By Nesa Subrahmaniyan
April 17 (Bloomberg) -- Saudi Aramco, the world's largest state oil company, said a shortage of refining capacity to process so-called heavy-sour crudes will persist because of rising construction costs.
Rising prices of steel and other construction materials have prompted companies and governments to delay or cancel projects, said Ibrahim Mishari, Saudi Aramco's vice president of marketing and supply planning.

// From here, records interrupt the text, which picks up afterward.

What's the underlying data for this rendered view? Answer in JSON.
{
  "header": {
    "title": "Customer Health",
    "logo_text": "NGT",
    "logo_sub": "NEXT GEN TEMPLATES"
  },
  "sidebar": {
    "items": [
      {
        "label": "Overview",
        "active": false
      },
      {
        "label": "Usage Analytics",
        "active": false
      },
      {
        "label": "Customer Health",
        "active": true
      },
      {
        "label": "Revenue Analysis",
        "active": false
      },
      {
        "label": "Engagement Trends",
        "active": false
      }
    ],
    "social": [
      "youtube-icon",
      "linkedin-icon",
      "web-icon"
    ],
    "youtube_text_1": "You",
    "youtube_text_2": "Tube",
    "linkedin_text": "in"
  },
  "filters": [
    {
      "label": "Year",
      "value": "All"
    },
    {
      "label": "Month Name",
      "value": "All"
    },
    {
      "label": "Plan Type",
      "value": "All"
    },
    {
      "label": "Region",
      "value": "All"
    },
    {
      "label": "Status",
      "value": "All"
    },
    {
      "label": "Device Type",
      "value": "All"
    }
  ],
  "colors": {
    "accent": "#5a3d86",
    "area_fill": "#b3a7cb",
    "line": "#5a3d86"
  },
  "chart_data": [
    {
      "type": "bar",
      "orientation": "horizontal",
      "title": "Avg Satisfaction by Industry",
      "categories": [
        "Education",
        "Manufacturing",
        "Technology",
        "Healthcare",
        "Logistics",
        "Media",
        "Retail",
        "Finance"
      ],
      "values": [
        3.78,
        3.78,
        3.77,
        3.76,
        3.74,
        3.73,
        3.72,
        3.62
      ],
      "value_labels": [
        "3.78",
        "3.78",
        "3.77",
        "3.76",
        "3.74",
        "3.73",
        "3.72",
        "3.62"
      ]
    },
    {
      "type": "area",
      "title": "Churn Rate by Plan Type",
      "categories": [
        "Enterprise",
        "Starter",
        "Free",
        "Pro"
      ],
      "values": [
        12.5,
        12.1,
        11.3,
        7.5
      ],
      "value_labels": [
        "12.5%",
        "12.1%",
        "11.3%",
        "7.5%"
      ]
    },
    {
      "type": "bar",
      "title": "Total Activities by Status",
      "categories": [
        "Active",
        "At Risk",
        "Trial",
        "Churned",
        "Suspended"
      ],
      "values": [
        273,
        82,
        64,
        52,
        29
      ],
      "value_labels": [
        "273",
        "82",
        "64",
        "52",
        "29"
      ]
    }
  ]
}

Costs to build new refining units have risen at least 70 percent in the past three years, London-based Merrill analysts Hootan Yazhari, Alastair Syme, Mark Iannotti and Philippe Ziegler said in an April 13 report. Heavy-sour oil contains more sulfur than sweet crudes and requires more processing than light grades to extract the same amount of gasoline.

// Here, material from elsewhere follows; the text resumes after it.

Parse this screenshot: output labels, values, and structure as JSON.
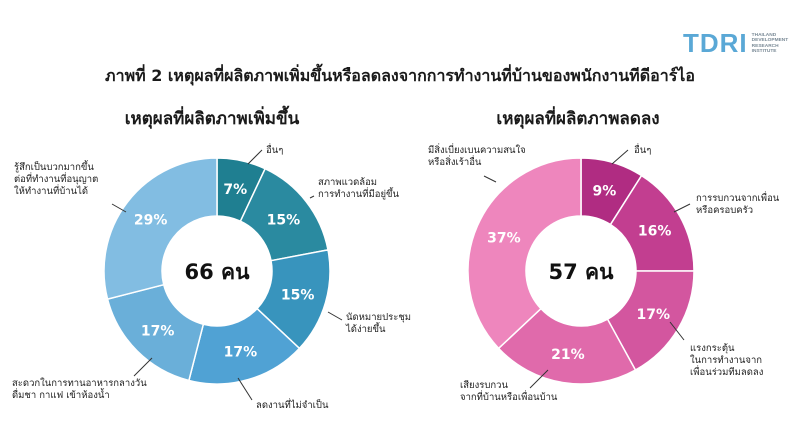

``Many of these refineries may not materialize,'' Aramco's Mishari said at the Middle East Petroleum and Gas conference in Dubai. ``The downstream bottleneck could remain.''
Total SA and ConocoPhillips last year won the rights to invest in two new joint venture refineries with Saudi Aramco to be built in Jubail and Yanbu.
``The Saudi refineries are carefully being studied,'' he said while talking to reporters yesterday.
Saudi Aramco is negotiating with China Petrochemical Corp., Asia's biggest refiner, to buy a 25 percent stake in its Qingdao refinery, Mishari said.
Sinopec Group, as the Beijing-based company is known, plans to expand the 10-million-metric-ton-a-year Qingdao refinery.
``The key to investment is economics,'' Mishari said.
China, the world's second biggest energy consumer, is increasing refining capacity to meet rising demand for fuel and chemicals to run factories and automobiles. China's economy expanded 10.7 percent in 2006, the fastest pace in 11 years.
Dhahran, Saudi Arabia-based Saudi Aramco was China's top supplier last year. Saudi Arabia exports about 60 percent of its crude oil to Asia.
Saudi Aramco has a venture with Exxon Mobil, the world's largest publicly traded energy company, and China Petroleum & Chemical Corp., Asia's biggest refiner, on a $3.5 billion unit that will process 240,000 barrels a day. The facility, located in the coastal Fujian province, will be operational by 2008.